Learning from Stoke-on-Trent: Multiple ontologies, ontological alterity and the city

Pile, Steve (2023). Learning from Stoke-on-Trent: Multiple ontologies, ontological alterity and the city. Transactions of the Institute of British Geographers, 48(1) pp. 149–164.

DOI: https://doi.org/10.1111/tran.12558

Abstract

This paper seeks to learn from Stoke-on-Trent by asking questions about the ontologies of cities. It does so by counter-posing two accounts of Stoke-on-Trent. One grounded in a critique of neoliberal urban development (or rather postindustrial decline). The other grounded in the experiences of Spiritualists.
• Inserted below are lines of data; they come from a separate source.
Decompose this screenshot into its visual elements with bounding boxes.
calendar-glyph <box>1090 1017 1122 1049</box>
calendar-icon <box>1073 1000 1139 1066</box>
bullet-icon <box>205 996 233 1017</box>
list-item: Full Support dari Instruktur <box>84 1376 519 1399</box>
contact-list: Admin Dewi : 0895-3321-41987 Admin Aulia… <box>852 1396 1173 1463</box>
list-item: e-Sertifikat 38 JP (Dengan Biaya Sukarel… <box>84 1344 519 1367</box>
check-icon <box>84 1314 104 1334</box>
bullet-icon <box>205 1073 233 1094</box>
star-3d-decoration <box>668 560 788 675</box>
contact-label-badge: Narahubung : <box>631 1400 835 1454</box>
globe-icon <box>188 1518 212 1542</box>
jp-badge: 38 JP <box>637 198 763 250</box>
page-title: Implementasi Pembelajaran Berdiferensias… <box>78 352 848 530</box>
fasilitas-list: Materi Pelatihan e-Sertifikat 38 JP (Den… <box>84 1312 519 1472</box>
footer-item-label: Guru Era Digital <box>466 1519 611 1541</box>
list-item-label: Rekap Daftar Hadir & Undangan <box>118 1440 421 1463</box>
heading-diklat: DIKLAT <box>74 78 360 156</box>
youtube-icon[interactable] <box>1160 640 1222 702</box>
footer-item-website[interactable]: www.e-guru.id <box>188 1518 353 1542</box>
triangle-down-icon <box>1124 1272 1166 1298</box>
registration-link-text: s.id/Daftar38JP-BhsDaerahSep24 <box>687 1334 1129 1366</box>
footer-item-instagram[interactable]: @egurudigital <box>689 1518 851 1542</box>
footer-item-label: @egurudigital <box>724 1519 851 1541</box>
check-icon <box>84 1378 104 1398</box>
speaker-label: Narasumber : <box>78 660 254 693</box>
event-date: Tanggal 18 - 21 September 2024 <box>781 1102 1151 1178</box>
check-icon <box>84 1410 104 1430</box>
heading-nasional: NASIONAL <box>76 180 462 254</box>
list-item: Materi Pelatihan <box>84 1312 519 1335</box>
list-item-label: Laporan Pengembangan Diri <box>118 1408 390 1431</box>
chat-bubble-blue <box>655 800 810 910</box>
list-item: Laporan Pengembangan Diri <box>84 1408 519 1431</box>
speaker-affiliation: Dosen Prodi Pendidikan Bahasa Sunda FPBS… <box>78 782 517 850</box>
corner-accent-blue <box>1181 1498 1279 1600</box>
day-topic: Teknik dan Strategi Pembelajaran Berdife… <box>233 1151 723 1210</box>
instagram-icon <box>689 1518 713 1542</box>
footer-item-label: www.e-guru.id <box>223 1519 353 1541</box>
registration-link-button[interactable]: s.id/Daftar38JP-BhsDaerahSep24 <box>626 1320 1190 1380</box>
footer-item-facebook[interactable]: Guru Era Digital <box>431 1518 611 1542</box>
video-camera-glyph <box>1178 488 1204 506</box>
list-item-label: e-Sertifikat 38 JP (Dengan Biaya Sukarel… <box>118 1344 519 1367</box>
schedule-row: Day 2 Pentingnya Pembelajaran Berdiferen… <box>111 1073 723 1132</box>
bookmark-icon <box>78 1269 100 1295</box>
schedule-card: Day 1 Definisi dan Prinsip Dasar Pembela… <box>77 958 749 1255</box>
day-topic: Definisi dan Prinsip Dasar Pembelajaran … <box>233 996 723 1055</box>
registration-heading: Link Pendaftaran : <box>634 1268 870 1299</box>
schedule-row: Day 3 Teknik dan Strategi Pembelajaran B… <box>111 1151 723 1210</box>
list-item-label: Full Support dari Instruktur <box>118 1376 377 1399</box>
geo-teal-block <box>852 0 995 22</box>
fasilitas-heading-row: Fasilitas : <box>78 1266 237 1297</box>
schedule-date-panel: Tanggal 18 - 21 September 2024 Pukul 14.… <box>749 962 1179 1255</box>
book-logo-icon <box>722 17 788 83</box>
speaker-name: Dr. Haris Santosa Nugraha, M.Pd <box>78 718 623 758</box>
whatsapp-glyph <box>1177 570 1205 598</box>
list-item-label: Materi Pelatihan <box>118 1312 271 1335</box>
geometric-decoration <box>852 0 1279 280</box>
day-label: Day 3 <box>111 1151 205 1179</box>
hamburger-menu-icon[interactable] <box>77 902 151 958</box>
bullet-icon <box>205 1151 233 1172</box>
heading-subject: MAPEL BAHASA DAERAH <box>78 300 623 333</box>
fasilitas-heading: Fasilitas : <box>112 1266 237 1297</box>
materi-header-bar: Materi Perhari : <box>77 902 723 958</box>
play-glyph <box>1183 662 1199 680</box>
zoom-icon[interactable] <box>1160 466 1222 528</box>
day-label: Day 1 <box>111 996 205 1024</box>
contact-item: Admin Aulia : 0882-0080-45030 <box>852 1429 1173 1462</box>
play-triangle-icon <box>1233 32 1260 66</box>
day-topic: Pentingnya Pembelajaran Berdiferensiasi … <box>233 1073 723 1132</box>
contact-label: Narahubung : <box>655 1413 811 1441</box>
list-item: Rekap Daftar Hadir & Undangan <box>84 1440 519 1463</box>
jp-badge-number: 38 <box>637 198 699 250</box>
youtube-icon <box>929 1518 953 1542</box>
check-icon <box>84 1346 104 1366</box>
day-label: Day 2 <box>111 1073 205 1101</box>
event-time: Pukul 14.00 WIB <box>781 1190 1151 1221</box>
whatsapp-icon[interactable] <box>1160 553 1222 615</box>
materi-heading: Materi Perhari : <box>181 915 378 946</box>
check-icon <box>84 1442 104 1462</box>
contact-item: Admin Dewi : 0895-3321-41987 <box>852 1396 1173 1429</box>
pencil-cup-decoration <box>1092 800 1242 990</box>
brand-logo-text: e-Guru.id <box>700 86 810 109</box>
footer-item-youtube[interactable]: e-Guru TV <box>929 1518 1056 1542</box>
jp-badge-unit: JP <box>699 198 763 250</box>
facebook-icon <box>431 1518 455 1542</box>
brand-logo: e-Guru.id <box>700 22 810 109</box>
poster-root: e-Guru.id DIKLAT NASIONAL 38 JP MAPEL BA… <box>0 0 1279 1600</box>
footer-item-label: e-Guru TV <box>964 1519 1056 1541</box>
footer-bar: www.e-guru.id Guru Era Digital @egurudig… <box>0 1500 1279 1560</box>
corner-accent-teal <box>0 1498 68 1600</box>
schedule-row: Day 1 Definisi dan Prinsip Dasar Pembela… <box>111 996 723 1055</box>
Placed side-by-side, Stoke-on-Trent demonstrates that cities accommodate more than one lived reality or mode of existence (ontology). The coexistence of multiple ontologies has been observed elsewhere, as a discussion of the work of Tariq Jazeel and Eduardo Viveiros de Castro shows. The important point then is that Stoke-on-Trent highlights the ontological heterogeneity of a city that seems to have only one story to tell: postindustrial decline. This raises further questions: in part, about ontological alterity; in part, about the production of new ontologies; but, significantly, about the politics of coexisting ontologies – which ontologies count, and which do not.